SHARON L. OVINGTON, Magistrate Judge.
Plaintiff asserts in her Amended Complaint that Defendants violated her rights under the Eighth Amendment to the Constitution by denying her medical and dental care during her incarceration at the Dayton Correctional Institution (DCI) and the Ohio Reformatory for Women (ORW). See Doc. #s 25, PageID #s 735-46; Doc. #s 28, 29. In response to this claim, Defendants have filed a Motion for Summary Judgment based in part on their assertion that Plaintiff has failed to exhaust her claims through Ohio's administrative remedies.
The case is presently before the Court upon Plaintiff's Motion for Extension of Time or Stay of Defendants' Motion for Summary Judgment (Doc. #35) pursuant to Fed. R. Civ. P. 56(f). She seeks up to a 60-day extension of the deadline for her to respond to Defendants' Motion for Summary Judgment. She states that her discovery requests to obtain her medical and dental records have not been fulfilled. And she explains that she needs these records to demonstrate there is "a genuine factual issue as to each point that the Defendant[s] have raised, and currently the facts are in the possession of Defendant." (Doc. #35, PageID #904).
Defendants' failure-to-exhaust arguments present a potential basis for granting summary judgment in their favor on Plaintiff's remaining Eighth-Amendment claim.
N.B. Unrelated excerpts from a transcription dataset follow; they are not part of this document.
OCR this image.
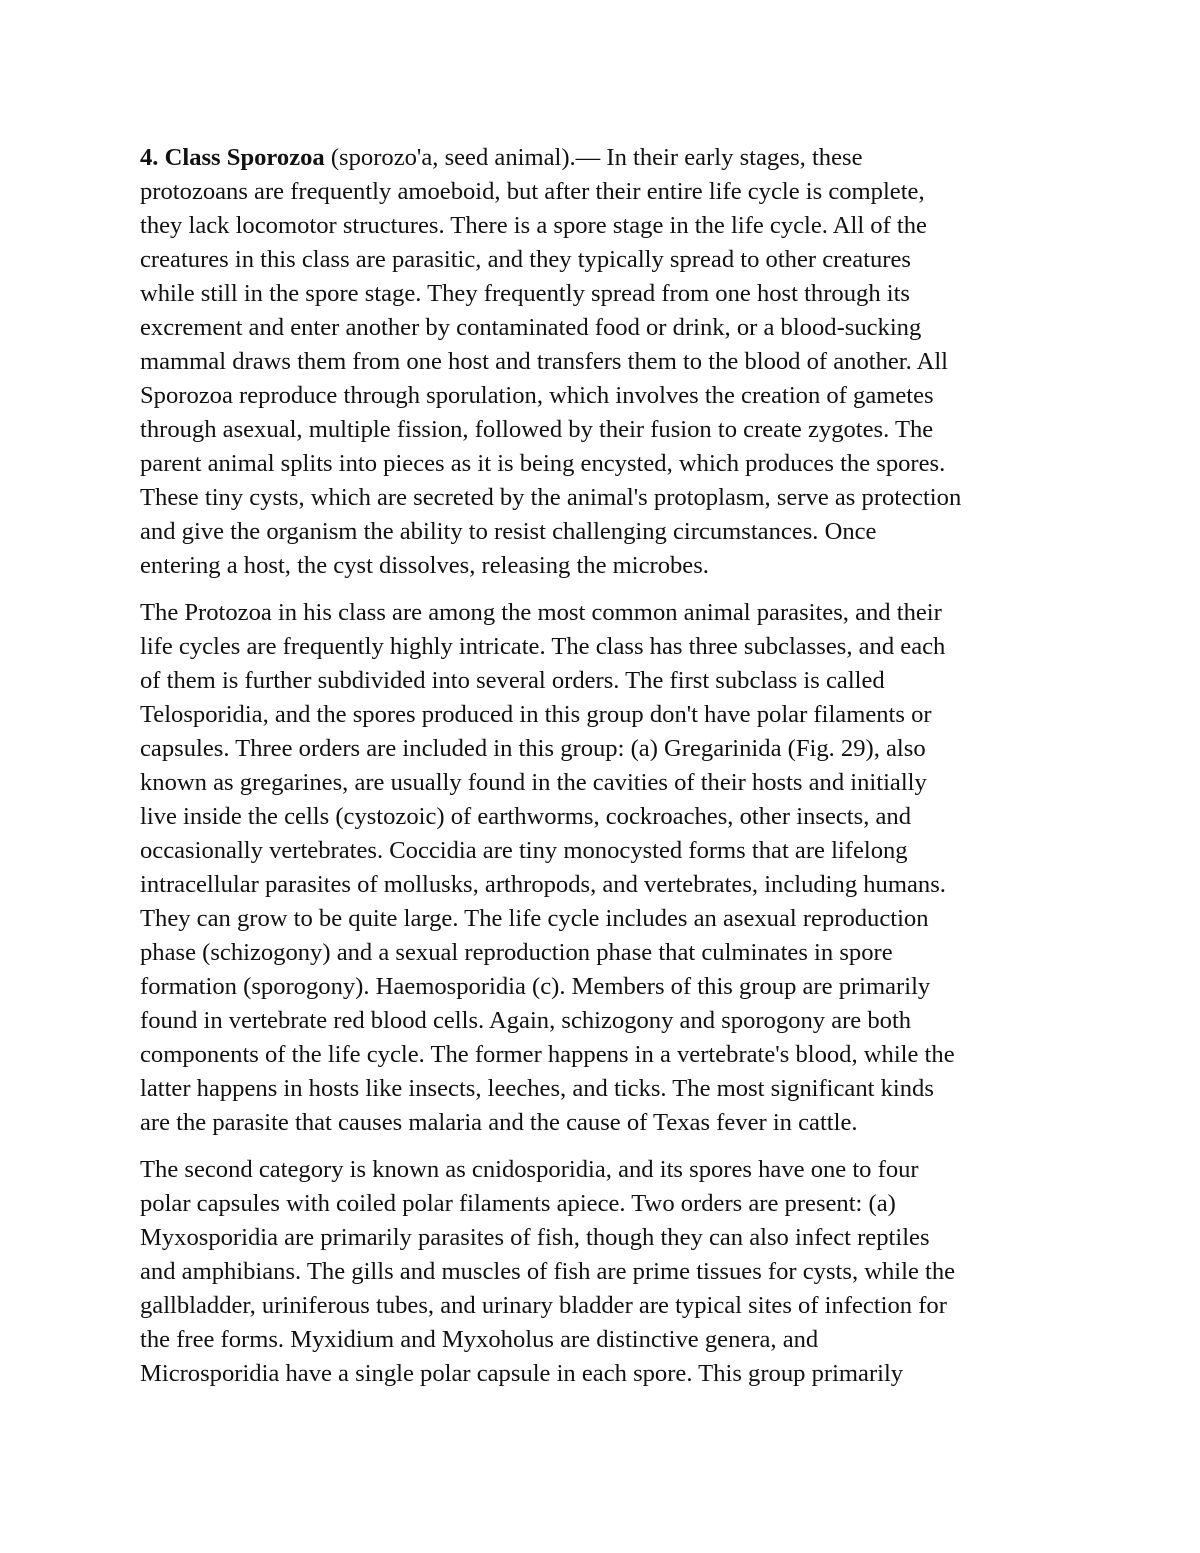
4. Class Sporozoa (sporozo'a, seed animal).— In their early stages, these
protozoans are frequently amoeboid, but after their entire life cycle is complete,
they lack locomotor structures. There is a spore stage in the life cycle. All of the
creatures in this class are parasitic, and they typically spread to other creatures
while still in the spore stage. They frequently spread from one host through its
excrement and enter another by contaminated food or drink, or a blood-sucking
mammal draws them from one host and transfers them to the blood of another. All
Sporozoa reproduce through sporulation, which involves the creation of gametes
through asexual, multiple fission, followed by their fusion to create zygotes. The
parent animal splits into pieces as it is being encysted, which produces the spores.
These tiny cysts, which are secreted by the animal's protoplasm, serve as protection
and give the organism the ability to resist challenging circumstances. Once
entering a host, the cyst dissolves, releasing the microbes.

The Protozoa in his class are among the most common animal parasites, and their
life cycles are frequently highly intricate. The class has three subclasses, and each
of them is further subdivided into several orders. The first subclass is called
Telosporidia, and the spores produced in this group don't have polar filaments or
capsules. Three orders are included in this group: (a) Gregarinida (Fig. 29), also
known as gregarines, are usually found in the cavities of their hosts and initially
live inside the cells (cystozoic) of earthworms, cockroaches, other insects, and
occasionally vertebrates. Coccidia are tiny monocysted forms that are lifelong
intracellular parasites of mollusks, arthropods, and vertebrates, including humans.
They can grow to be quite large. The life cycle includes an asexual reproduction
phase (schizogony) and a sexual reproduction phase that culminates in spore
formation (sporogony). Haemosporidia (c). Members of this group are primarily
found in vertebrate red blood cells. Again, schizogony and sporogony are both
components of the life cycle. The former happens in a vertebrate's blood, while the
latter happens in hosts like insects, leeches, and ticks. The most significant kinds
are the parasite that causes malaria and the cause of Texas fever in cattle.

The second category is known as cnidosporidia, and its spores have one to four
polar capsules with coiled polar filaments apiece. Two orders are present: (a)
Myxosporidia are primarily parasites of fish, though they can also infect reptiles
and amphibians. The gills and muscles of fish are prime tissues for cysts, while the
gallbladder, uriniferous tubes, and urinary bladder are typical sites of infection for
the free forms. Myxidium and Myxoholus are distinctive genera, and
Microsporidia have a single polar capsule in each spore. This group primarily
Prisoners must exhaust—indeed, properly exhaust—their administrative remedies or suffer dismissal of their claims. See Mattox v. Edelman, 851 F.3d 583, 590 (6th Cir. 2017) (citing, in part, Woodford v. Ngo, 584 U.S. 81, 90 (2006); see also 42 U.S.C. §1997e(a) ("No action shall be brought with respect to prison conditions under section 1983 of this title, or any other Federal law, by a prisoner confined in any jail, prison, or other correctional facility until such administrative remedies as are available are exhausted."). Additionally, the information in Plaintiff's medical and dental records has no impact on whether genuinely disputed material facts remain concerning the steps she took to exhaust her Ohio administrative remedies.
Because Plaintiff's medical and dental records have no impact on the analysis of Defendants' exhaustion arguments in their Motion for Summary Judgment, a 60-day extension for her to engage in further discovery related to her medical and dental records is unwarranted. Plaintiff will be given a brief extension of time to address Defendants' exhaustion arguments. At this time, Plaintiff does not need to respond to Defendants' contention that she cannot establish Defendants were deliberately indifferent to her serious medical needs.